Among various available technologies for clean energy production, the Low Temperature Carbonisation (LTC) fuel pre-treatment technology is looking promising for future project implementations. The Low Temperature Carbonisation (LTC) technology is essentially a process for producing fuels – solid, liquid, and gaseous – from coal and other carbonaceous material, such as biomass and organic wastes. It is a value added technology, since it converts widely available low-grade fuels to high-grade fuels, while removing hazardous air pollutants, such as Sulphur, Chlorine and Mercury, which can be separately treated or recycled. Thus, produced Clean Coal can be utilised in power production, making LTC a complete and cost efficient revitalisation option. LTC is a preventive environmental protection technology that may utilise available domestic fuels and may contribute to compliance with environmental legislation in energy production. It is therefore consistent with both demands of an energy market operating under open market principles and sustainable environmental protection.
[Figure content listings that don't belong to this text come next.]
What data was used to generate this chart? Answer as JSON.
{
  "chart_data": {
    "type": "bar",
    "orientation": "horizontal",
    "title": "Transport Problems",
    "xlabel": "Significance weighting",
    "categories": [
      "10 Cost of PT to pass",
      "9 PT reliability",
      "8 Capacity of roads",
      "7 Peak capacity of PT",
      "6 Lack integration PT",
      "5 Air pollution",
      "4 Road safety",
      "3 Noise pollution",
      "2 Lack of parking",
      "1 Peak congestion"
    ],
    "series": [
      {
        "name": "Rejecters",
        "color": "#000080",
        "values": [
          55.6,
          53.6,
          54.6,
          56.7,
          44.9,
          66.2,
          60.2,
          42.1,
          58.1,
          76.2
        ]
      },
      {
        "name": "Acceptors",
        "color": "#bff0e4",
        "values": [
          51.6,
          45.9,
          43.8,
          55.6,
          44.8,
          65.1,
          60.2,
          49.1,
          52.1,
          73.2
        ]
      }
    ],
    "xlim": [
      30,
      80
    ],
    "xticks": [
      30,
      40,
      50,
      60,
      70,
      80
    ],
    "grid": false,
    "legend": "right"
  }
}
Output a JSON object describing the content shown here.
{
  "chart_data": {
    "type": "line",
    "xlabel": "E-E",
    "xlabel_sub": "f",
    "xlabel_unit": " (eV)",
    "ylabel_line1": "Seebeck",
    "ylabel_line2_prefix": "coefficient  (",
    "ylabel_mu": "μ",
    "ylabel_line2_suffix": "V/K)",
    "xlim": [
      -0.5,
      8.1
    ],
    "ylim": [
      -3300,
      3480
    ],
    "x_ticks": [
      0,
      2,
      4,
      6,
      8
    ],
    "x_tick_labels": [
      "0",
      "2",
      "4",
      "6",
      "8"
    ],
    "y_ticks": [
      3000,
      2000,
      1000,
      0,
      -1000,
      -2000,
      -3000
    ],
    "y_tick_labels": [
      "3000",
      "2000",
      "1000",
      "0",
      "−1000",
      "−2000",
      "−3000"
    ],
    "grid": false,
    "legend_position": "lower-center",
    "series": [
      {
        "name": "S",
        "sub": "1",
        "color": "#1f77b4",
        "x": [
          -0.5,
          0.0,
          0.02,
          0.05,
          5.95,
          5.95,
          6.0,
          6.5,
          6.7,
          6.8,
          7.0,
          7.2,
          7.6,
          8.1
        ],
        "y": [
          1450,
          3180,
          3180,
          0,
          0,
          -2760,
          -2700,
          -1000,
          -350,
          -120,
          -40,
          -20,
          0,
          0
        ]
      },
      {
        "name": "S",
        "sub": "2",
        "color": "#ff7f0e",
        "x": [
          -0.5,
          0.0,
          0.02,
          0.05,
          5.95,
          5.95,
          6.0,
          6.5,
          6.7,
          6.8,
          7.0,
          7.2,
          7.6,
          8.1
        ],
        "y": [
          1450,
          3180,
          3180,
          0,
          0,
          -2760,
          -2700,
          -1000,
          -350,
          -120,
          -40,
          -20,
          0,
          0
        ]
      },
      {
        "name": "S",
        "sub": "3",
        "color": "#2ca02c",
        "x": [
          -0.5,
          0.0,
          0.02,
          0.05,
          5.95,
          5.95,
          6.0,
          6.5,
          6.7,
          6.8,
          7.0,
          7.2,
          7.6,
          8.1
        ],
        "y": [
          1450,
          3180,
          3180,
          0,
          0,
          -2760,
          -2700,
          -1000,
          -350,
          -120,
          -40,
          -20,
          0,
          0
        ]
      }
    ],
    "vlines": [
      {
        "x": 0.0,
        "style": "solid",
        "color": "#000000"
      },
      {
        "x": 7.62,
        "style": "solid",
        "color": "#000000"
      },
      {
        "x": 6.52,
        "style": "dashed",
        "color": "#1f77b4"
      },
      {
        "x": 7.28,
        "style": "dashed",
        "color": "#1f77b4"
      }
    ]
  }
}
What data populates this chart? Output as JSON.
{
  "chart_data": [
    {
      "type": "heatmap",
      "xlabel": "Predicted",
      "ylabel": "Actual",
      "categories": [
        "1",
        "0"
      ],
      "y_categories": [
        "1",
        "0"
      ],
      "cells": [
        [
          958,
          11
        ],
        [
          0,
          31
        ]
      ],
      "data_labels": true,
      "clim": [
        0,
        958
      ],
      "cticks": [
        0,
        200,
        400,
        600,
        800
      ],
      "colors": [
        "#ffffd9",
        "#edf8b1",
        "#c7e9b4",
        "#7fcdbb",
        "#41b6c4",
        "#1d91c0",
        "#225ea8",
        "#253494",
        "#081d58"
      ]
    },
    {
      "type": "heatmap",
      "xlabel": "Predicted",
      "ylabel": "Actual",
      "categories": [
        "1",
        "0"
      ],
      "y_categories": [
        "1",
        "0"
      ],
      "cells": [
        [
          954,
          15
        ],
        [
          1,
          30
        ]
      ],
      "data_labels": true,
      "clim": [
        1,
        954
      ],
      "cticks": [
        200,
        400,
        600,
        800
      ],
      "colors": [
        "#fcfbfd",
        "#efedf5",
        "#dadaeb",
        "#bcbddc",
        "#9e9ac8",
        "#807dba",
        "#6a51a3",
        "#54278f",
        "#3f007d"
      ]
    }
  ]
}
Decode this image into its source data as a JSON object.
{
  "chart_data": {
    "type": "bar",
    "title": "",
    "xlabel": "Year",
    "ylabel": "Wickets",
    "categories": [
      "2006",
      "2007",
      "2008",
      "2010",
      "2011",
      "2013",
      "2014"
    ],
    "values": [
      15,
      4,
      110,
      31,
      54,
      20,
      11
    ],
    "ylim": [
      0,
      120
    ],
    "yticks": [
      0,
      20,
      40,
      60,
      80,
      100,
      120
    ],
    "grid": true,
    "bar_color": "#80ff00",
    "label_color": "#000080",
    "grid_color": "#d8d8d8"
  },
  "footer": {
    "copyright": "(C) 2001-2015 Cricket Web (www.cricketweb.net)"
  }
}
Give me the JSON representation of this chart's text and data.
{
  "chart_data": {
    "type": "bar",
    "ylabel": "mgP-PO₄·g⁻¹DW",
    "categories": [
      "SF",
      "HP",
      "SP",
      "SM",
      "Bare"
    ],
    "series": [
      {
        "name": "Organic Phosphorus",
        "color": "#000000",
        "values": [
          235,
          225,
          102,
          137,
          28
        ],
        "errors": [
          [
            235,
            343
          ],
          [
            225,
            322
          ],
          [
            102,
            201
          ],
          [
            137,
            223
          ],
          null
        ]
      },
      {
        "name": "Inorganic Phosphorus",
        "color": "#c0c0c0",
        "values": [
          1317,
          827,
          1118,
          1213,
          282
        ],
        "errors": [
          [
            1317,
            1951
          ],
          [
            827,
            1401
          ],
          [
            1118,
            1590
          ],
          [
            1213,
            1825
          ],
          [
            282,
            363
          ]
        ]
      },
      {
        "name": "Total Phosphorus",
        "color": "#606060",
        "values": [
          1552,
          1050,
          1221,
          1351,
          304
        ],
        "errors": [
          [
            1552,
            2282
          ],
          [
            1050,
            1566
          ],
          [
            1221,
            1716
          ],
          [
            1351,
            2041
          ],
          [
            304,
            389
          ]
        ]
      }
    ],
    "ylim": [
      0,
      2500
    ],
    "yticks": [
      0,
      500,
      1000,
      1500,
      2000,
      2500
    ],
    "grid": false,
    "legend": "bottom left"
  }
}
In the framework of this work-package an overview of Low Temperature Carbonisation (LTC) technology is attempted, including its present status, properties, yields and utilisation of LTC chars, a survey of competitive carbonisation methods, carbonisation conditions and their effect, and short assessment of advantages, economic and technological development of LTC"


 

 
Info on the Wellsville Coal To Liquids plant. The reporter is one D.A. Wilkinson - perhaps you know him/her.
 
The story is dated January 4, and clearly states they are progressing, as in:
 
"WELLSVILLE — Columbiana County officials are quickly moving ahead with plans to start a plant here that would turn coal into liquid fuel."
 
Why not WV?
 
 
 
For Pete's sake!
 
Our very own Senator Randolph:
 
"... and a professional pilot flew in an aircraft powered by gasoline derived from coal. The small, single-engine airplane flew from Morgantown, West Virginia to National Airport in Washington, DC..." --- in 1943!!!
 

And,

"In 1942 he proposed a Synthetic Liquid Fuels Act, which would fund the transformation of coal and its products into other useful forms of energy. To promote the viability of synthetic fuelSynthetic fuel ...".
 
C'mon, Brother. We think it's time you blew the lid off this thing. Don't you?
 

Newsroom
 
 
The "INL", mentioned in the following excerpt, is the Idaho National Laboratory.
 
"Focused on the theme Energizing the West, CSG-WEST delegates received a detailed briefing from INLs Richard Boardman on studies concerning converting coal to liquids and the key challenges associated with using Americas abundant coal resources in an environmentally conscious manner."
 
Contact info for Boardman, and others, at the INL are available on their site.
 
We'll see if we can find some other links and info to send along, but one of their focus areas is the development of a nuclear generating unit to provide the power needed by a coal-to-liquid/gas conversion plant.
 
Key point: They are at work, not on the technology of coal conversion, but on the integral details of powering CTL plants; putting it all together.